Go phishing-resistant where you can. FIDO2 and certificate-based auth remove the push entirely. There is nothing to bomb when there is no Approve button. This is not always practical for a whole user base, but it should absolutely be the answer for your admins and your Tier 0 accounts.
Verification
When you want to prove the flow is working rather than guess, the auth daemon is where you look:
diagnose debug reset diagnose debug application fnbamd -1 diagnose debug enable
Trigger a login, watch the token handling, then turn it off:
diagnose debug disable diagnose debug reset
Two gotchas worth knowing while you are in here, because they generate support tickets that look like security problems and are not:
- IKEv1 does not support FTM push at all. If push is enabled globally, FortiToken users cannot log into an IKEv1 dial-up VPN. Push support for IPsec arrived with IKEv2 in FortiOS 7.2.8, 7.4.4, and 7.6.0.
- iOS IPsec dial-up will not receive the push. The workaround is concatenating the token onto the password field, so
p@ssw0rdplus token345678gets typed asp@ssw0rd345678.
Bottom Line
FTM push is not a vulnerability. It is a listener, and listeners deserve scrutiny, but scrutiny is not the same thing as a finding.

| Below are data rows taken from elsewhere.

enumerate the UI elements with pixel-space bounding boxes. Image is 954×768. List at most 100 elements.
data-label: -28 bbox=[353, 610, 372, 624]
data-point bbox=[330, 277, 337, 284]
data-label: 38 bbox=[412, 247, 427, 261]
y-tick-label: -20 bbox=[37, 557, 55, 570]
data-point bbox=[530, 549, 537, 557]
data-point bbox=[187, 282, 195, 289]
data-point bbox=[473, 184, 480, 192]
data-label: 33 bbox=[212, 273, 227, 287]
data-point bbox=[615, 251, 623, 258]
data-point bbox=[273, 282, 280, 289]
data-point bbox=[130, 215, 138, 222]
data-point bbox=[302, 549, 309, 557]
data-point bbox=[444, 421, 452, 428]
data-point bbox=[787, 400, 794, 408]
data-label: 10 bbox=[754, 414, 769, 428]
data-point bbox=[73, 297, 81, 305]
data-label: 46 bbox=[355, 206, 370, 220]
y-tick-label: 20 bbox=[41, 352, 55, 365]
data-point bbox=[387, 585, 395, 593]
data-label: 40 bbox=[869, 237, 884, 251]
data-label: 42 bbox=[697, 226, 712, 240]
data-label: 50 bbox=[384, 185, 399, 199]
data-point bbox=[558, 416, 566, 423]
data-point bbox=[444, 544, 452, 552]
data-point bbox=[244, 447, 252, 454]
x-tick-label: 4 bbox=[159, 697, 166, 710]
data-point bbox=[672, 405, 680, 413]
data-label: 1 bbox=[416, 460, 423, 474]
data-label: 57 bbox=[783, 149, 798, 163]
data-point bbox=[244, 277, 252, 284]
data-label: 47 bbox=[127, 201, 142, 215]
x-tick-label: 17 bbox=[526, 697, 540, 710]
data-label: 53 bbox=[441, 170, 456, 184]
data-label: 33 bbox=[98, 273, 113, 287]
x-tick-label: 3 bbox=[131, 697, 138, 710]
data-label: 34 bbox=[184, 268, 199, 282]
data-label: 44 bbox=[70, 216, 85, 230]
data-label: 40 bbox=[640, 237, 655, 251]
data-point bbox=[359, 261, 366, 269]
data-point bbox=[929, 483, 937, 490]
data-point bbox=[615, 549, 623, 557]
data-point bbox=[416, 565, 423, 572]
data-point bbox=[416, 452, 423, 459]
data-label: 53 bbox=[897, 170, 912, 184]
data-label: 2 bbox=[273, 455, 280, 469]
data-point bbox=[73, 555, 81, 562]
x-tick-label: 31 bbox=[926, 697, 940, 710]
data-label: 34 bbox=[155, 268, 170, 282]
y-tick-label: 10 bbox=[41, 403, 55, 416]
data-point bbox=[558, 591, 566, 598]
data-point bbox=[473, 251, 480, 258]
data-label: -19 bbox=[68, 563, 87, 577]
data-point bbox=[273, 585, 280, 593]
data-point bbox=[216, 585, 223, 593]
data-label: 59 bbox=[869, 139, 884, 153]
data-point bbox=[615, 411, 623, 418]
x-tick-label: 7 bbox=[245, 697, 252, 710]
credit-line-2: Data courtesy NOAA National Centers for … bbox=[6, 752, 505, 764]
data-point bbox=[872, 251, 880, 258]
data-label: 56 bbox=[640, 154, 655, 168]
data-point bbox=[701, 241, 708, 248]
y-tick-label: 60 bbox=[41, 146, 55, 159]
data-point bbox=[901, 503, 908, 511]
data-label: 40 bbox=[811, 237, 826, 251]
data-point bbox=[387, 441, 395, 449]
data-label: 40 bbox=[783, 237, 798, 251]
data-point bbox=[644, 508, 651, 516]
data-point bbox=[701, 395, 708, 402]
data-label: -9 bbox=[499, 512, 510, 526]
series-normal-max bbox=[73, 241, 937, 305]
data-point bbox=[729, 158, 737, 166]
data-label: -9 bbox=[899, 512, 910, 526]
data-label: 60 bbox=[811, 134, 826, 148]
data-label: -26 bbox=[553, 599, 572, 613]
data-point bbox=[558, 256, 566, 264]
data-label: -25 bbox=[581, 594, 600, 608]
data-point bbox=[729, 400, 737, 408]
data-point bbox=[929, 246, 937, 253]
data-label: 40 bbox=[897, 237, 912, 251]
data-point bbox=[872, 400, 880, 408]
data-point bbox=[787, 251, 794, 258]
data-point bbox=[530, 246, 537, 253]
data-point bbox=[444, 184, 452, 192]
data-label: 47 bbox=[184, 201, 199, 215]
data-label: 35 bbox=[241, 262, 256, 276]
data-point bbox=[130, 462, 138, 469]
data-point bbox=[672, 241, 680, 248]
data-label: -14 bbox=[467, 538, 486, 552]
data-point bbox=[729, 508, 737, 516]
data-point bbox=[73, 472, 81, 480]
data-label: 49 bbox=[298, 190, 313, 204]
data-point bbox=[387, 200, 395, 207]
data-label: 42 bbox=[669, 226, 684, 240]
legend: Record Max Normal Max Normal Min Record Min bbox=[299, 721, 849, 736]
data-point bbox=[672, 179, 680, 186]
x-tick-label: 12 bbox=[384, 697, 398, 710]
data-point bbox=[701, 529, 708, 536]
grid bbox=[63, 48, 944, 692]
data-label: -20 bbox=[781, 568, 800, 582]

The 2020 advisory that told you to disable it was closed in FortiOS 6.4.2. The 4433 threat reports are about a management interface bypass that had nothing to do with FortiToken. The only real exposure in the whole conversation is a port collision with your admin GUI, and it takes two commands to rule out.
What should actually keep you up is that your MFA prompt is a single tap with no number matching, and there is a well-documented playbook for getting users to press it. Patch the box, then go build the alerting on repeated denies. That is where the risk lives.